Исторический контекст электрофизиологического подхода важен и для российской школы. Уже в ранней отечественной нейрофизиологии внушение и гипнотические феномены рассматривались в связи с проблемами торможения, доминанты и условно-рефлекторной регуляции. Понимание гипноза как состояния с особой организацией корково-подкорковых взаимоотношений и перераспределением очагов возбуждения/торможения встречается в работах классиков отечественной физиологии и нейропсихологии, хотя их модели не были изначально построены на ЭЭГ-метриках в современном смысле (Павлов И. П., 1923; Ухтомский А. А., 1923; Бехтерев В. М., 1900/2001; Лурия А. Р., 1973). Эти концепции остаются значимыми как теоретический фон: они подчеркивают, что гипноз – это не «выключение сознания», а функциональная перестройка регуляторных контуров, в которой меняется приоритет обработки сигналов и повышается роль установки, ожидания и смысловой доминанты (Ухтомский А. А., 1923; Анохин П. К., 1975).

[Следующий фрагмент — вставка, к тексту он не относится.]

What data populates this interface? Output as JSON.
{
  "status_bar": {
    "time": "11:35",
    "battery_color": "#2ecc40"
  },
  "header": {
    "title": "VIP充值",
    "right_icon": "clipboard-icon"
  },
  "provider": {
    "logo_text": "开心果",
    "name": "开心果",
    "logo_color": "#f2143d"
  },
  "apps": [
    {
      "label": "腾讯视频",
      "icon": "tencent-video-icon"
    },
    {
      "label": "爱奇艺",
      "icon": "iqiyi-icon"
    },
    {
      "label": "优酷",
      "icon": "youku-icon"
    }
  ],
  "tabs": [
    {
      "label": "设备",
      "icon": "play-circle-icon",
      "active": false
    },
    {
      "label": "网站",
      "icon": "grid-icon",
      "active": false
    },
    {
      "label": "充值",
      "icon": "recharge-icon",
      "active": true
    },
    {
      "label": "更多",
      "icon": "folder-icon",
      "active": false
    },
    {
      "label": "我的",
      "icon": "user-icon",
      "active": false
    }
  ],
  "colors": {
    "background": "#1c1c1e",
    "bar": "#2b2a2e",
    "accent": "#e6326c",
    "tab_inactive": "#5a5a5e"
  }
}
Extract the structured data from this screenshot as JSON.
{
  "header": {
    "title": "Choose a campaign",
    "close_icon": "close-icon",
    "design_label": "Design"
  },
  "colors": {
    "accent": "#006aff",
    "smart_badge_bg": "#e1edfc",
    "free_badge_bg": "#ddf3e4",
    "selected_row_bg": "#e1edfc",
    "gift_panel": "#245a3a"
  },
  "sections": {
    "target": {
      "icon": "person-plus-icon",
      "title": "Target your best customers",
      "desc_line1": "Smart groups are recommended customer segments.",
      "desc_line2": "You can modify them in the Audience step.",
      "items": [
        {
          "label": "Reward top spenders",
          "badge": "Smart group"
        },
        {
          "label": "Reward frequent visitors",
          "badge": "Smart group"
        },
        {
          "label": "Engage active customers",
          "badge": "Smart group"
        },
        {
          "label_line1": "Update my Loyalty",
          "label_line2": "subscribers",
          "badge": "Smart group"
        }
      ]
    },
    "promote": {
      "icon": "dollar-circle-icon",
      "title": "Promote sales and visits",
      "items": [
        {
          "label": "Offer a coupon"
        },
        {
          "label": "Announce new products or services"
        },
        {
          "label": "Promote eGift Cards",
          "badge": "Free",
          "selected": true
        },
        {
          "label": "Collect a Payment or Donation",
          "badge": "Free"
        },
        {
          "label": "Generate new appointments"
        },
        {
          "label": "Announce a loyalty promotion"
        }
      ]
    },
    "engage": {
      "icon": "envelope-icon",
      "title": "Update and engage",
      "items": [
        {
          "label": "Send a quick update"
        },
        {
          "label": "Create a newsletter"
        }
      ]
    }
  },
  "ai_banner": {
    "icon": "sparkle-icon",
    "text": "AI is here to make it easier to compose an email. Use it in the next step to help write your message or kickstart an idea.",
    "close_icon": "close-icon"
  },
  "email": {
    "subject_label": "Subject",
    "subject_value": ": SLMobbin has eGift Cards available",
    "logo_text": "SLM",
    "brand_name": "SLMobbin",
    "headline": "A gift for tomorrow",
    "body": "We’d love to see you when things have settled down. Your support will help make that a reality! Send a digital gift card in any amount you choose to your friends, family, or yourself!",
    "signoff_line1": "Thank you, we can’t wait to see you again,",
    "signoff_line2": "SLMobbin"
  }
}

Современная ЭЭГ-литература по гипнозу развивается по нескольким направлениям. Первое направление – поиск устойчивых изменений в спектральной мощности (альфа, тета, бета, гамма), которые могли бы отражать «состояние гипноза» как таковое. Второе направление – анализ функциональной связности и сетевых характеристик ЭЭГ, пытающийся связать гипноз с перестройкой взаимодействия лобных, теменных и сенсомоторных областей. Третье направление – исследования вызванных потенциалов и временных параметров обработки стимулов при внушении, где гипноз понимается как модификация перцептивной и когнитивной фильтрации. Наконец, отдельно развиваются модели «нейрокогнитивной гипнабельности», где электрофизиологические признаки рассматриваются не как состояние, а как предрасположенность субъекта к определённому типу регуляции внимания и контроля (Gruzelier J.H., 2006; Jamieson G.A., 2007; Oakley D.A., Halligan P.W., 2013).